At a ceremony in Havana, President Miguel Díaz-Canel defended Cuba's resistance following the death of 32 Cubans in Caracas during Nicolás Maduro's capture. However, testimony from survivor Colonel Pedro Yadín Domínguez reveals that the Cuban officers were sleeping when attacked with bombs and drones. This account clashes with the official narrative of fierce resistance.
On January 17, 2026, the Cuban government held a ceremony at the Anti-Imperialist Tribune, facing Havana's Malecón, to honor the 32 Cubans killed on January 3 in Caracas during Venezuelan President Nicolás Maduro's capture. From the podium, Díaz-Canel insisted there would be no negotiation with the United States "on the basis of coercion," but Cuba was willing to dialogue "on equal terms and based on mutual respect." He described the operation as inaugurating "a new era of barbarism, plunder, and neo-fascism," and spoke of the government's "very bitter hours" of "indignation and helplessness."
Venezuela, Cuba's main political and commercial ally for over two decades, took center stage in the official narrative, now framed as sacrifice. Yet the martial tone clashed with survivor Colonel Pedro Yadín Domínguez's testimony, a high-ranking officer from the Ministry of the Revolutionary Armed Forces. In a TV interview and Granma publication, Yadín stated: "We were sleeping, resting in the early morning." He added: "We barely had weapons," explaining the group was supporting Maduro's security detail without being in combat posture. He called the attack "disproportionate," carried out with planes, bombs, drones, and Apache helicopters, catching personnel off guard during rest.
This contradicts the initial official communiqué, which claimed the 32 Cubans "fought back" and died in combat, declaring national mourning. Official commentator Oliver Zamora, on Mesa Redonda, amplified the resistance, saying the United States "had to kill" the Cubans with "tremendous" force that took hours. Online, user @Jcontre3000 labeled the colonel a "coward" based on videos of Venezuelan soldiers fleeing.

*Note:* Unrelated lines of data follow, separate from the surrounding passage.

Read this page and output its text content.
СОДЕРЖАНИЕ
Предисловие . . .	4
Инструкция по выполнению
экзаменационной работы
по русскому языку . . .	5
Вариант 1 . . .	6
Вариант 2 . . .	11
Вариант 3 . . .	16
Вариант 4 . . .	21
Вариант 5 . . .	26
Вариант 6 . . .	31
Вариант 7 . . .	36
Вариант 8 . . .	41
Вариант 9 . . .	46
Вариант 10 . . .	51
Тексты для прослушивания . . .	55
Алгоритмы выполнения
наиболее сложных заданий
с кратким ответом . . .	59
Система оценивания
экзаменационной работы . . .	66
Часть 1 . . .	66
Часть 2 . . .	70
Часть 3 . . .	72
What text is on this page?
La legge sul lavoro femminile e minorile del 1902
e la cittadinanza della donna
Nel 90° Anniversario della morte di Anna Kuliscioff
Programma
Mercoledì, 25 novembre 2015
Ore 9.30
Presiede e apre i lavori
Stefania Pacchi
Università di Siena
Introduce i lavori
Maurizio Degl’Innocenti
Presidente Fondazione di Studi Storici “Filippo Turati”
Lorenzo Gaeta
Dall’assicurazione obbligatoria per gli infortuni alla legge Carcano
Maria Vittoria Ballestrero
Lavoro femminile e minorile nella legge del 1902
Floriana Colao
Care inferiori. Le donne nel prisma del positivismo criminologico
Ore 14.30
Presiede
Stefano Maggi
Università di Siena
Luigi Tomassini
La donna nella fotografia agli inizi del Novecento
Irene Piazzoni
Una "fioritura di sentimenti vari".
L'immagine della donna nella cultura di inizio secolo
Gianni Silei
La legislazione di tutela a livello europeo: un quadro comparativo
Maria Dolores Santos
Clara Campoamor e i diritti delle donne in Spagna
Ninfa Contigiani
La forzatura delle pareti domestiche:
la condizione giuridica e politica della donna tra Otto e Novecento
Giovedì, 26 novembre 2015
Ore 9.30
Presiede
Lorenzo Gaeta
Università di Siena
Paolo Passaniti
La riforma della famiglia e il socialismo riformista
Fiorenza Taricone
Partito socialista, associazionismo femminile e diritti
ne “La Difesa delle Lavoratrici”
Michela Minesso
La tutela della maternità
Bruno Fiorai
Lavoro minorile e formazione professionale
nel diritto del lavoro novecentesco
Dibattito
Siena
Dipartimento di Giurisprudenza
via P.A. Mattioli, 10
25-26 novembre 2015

Activists like Laura Vargas and artist Hamlet Lavastida identified State Security agents and figures such as former Foreign Minister Felipe Pérez Roque in the crowd. Díaz-Canel urged to "close ranks" and warned Cuba would defend itself "fiercely," stating: "They would have to kidnap millions or wipe this archipelago off the map." The tribute highlighted tensions between permanent war rhetoric and the reality of opaque, poorly explained deadly missions.